UCF Graduates Boo Commencement Speaker's AI Optimism
A University of Central Florida graduation ceremony on May 8 descended into public disagreement when commencement speaker Gloria Caulfield called artificial intelligence "the next industrial revolution." Graduates booed. One shouted, "AI sucks!"
Caulfield, vice president of strategic alliances at Tavistock Development Company, spent three minutes of her 11-minute speech defending AI. She compared current skepticism to past resistance against the internet, email, and cellphones - all of which "were a game-changer for global economic development," she said.
The crowd's reaction shifted when she moved past the AI comparison. When she praised business leaders like Jeff Bezos and mentioned how technology created companies like Apple, Google, and Meta, graduates cheered.
But each return to AI triggered fresh booing.
What the Graduates Heard
Houda Eletr, a graduate from the Nicholson School of Communication and Media, called Caulfield a "corporate mouthpiece" in a statement after the ceremony.

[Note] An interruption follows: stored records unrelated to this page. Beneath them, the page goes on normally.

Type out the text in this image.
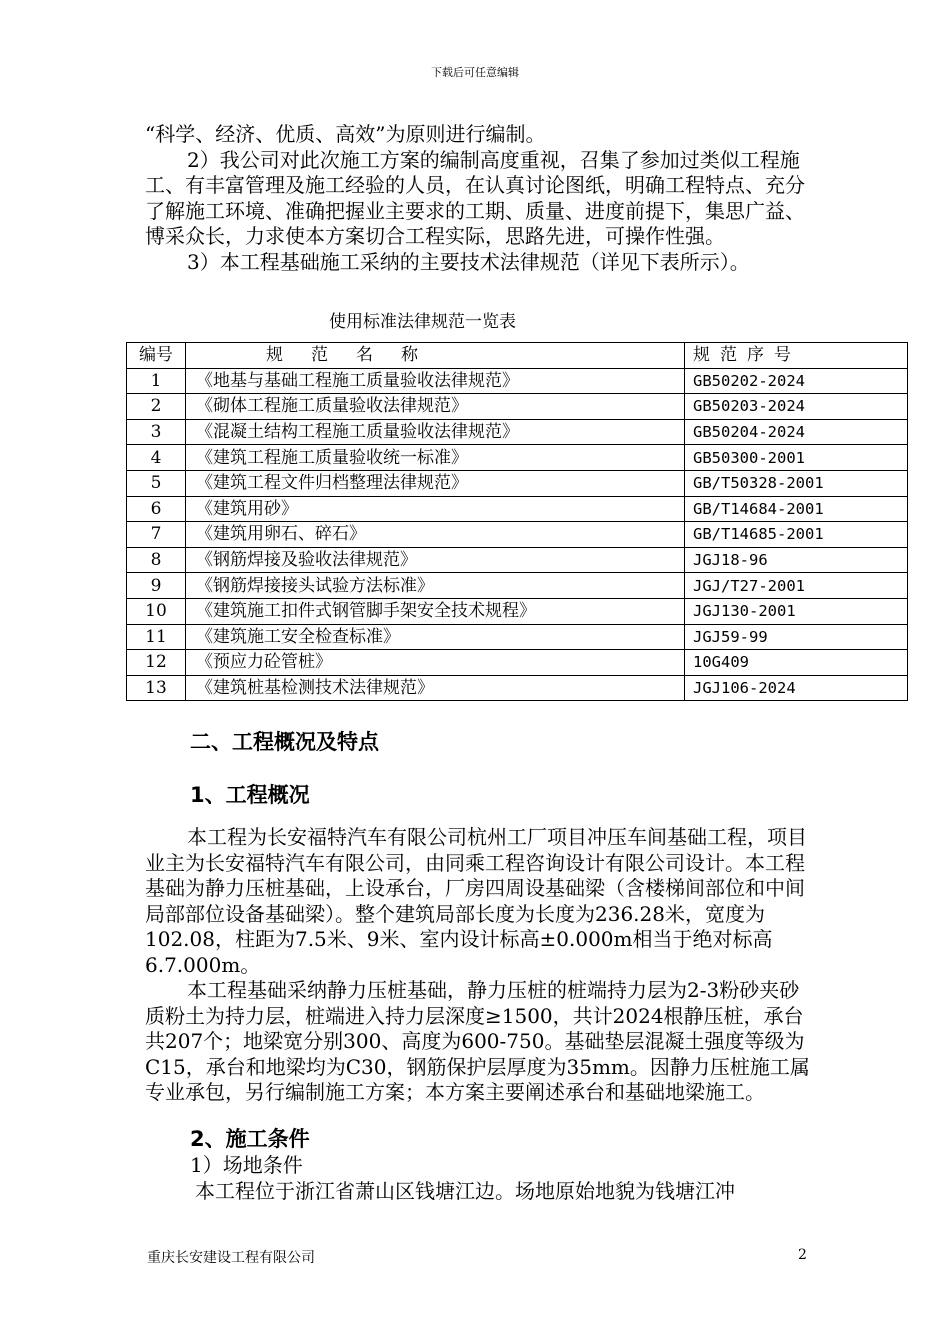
下载后可任意编辑

“科学、经济、优质、高效”为原则进行编制。

2）我公司对此次施工方案的编制高度重视，召集了参加过类似工程施工、有丰富管理及施工经验的人员，在认真讨论图纸，明确工程特点、充分了解施工环境、准确把握业主要求的工期、质量、进度前提下，集思广益、博采众长，力求使本方案切合工程实际，思路先进，可操作性强。

3）本工程基础施工采纳的主要技术法律规范（详见下表所示）。

使用标准法律规范一览表
编号	规范名称	规范序号
1	《地基与基础工程施工质量验收法律规范》	GB50202-2024
2	《砌体工程施工质量验收法律规范》	GB50203-2024
3	《混凝土结构工程施工质量验收法律规范》	GB50204-2024
4	《建筑工程施工质量验收统一标准》	GB50300-2001
5	《建筑工程文件归档整理法律规范》	GB/T50328-2001
6	《建筑用砂》	GB/T14684-2001
7	《建筑用卵石、碎石》	GB/T14685-2001
8	《钢筋焊接及验收法律规范》	JGJ18-96
9	《钢筋焊接接头试验方法标准》	JGJ/T27-2001
10	《建筑施工扣件式钢管脚手架安全技术规程》	JGJ130-2001
11	《建筑施工安全检查标准》	JGJ59-99
12	《预应力砼管桩》	10G409
13	《建筑桩基检测技术法律规范》	JGJ106-2024
二、工程概况及特点
1、工程概况

本工程为长安福特汽车有限公司杭州工厂项目冲压车间基础工程，项目业主为长安福特汽车有限公司，由同乘工程咨询设计有限公司设计。本工程基础为静力压桩基础，上设承台，厂房四周设基础梁（含楼梯间部位和中间局部部位设备基础梁）。整个建筑局部长度为长度为236.28米，宽度为102.08，柱距为7.5米、9米、室内设计标高±0.000m相当于绝对标高6.7.000m。

本工程基础采纳静力压桩基础，静力压桩的桩端持力层为2-3粉砂夹砂质粉土为持力层，桩端进入持力层深度≥1500，共计2024根静压桩，承台共207个；地梁宽分别300、高度为600-750。基础垫层混凝土强度等级为C15，承台和地梁均为C30，钢筋保护层厚度为35mm。因静力压桩施工属专业承包，另行编制施工方案；本方案主要阐述承台和基础地梁施工。

2、施工条件

1）场地条件

本工程位于浙江省萧山区钱塘江边。场地原始地貌为钱塘江冲

重庆长安建设工程有限公司	2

"To stand in front of a graduating class of artists and communicators and discuss Jeff Bezos and Howard Schultz, is to spit on our efforts to flip the script," Eletr said. "I'm embarrassed to have had to endure the most embarrassing, unskippable, tone-deaf, ad-like commencement."
Eletr framed the moment differently: "It will not be the rise of AI that is the next Industrial Revolution; it will be the boo-ers who refuse to take a check from the top 1% to present an empty agenda. It will be humans for humans."
A Messaging Miscalculation
For communications professionals, the moment offers a lesson in audience analysis. Caulfield spoke to graduates in arts and humanities - fields where workers often worry about AI's effect on creative jobs. Her framing of AI as inevitable progress, paired with praise for tech billionaires, landed poorly with that specific audience.
Caulfield responded to the booing with apparent good humor: "Oh, I love it. Passion. Let's go." She finished her speech without returning to the topic.